Her father broke in, his face alight with mischief. “Here’s a hint. There’s only one man in London who has never shown the faintest interest in your sister . . . so who do you think she set her heart on?”

“James!” the duchess said, as Grace began to laugh.

“What are they talking about?” Colin asked.

“I always said that I would only marry a man who didn’t fall in love with Lily first,” she said, giggling helplessly.

Then she glanced up and saw her husband’s face. He whisked her out of the sitting room door so quickly that she gasped, twirled her around so that her back was against the wall, and looked down at her, anguish in his eyes.

“Colin, I didn’t mean—”

“I love you,” he said fiercely. “And I did fall in love with you first, Grace, because I fell in love with you when you were only twelve years old, and then again when you turned sixteen, by the lake. Do you remember that afternoon? You were painting and I came to find you.”

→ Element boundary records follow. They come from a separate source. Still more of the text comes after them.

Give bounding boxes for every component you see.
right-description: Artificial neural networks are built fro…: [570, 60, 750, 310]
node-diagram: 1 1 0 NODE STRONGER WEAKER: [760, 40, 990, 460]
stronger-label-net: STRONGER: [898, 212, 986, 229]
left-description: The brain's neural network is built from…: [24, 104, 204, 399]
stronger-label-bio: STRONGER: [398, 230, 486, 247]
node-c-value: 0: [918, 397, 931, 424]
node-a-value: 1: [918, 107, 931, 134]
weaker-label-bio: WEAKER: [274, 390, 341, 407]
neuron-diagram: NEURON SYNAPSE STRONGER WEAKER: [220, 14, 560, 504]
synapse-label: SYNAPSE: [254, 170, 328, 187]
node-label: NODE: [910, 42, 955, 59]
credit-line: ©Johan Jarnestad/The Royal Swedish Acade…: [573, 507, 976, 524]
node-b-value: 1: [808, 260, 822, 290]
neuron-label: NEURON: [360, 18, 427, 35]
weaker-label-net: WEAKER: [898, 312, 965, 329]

She nodded. A lock of hair had fallen over his forehead and he looked so beautiful that she ached.

“I almost—I almost did something unconscionable then. I nearly kissed you, even knowing that I was a damaged man who likely wouldn’t return from war. After that I tried to stay away from you.” He looked at her sternly, as if he expected her to burst into tears.

But she didn’t plan to cry about this particular subject again. Colin loved her; she knew it with every bone in her body. He was hers.

Grace rose on her toes and kissed him softly. “I don’t want John; I never truly did. He was there, and I thought you didn’t want me. Lily can have him, with my blessings.”

“I did want you.” But whatever else he might have said was lost because Grace was kissing him.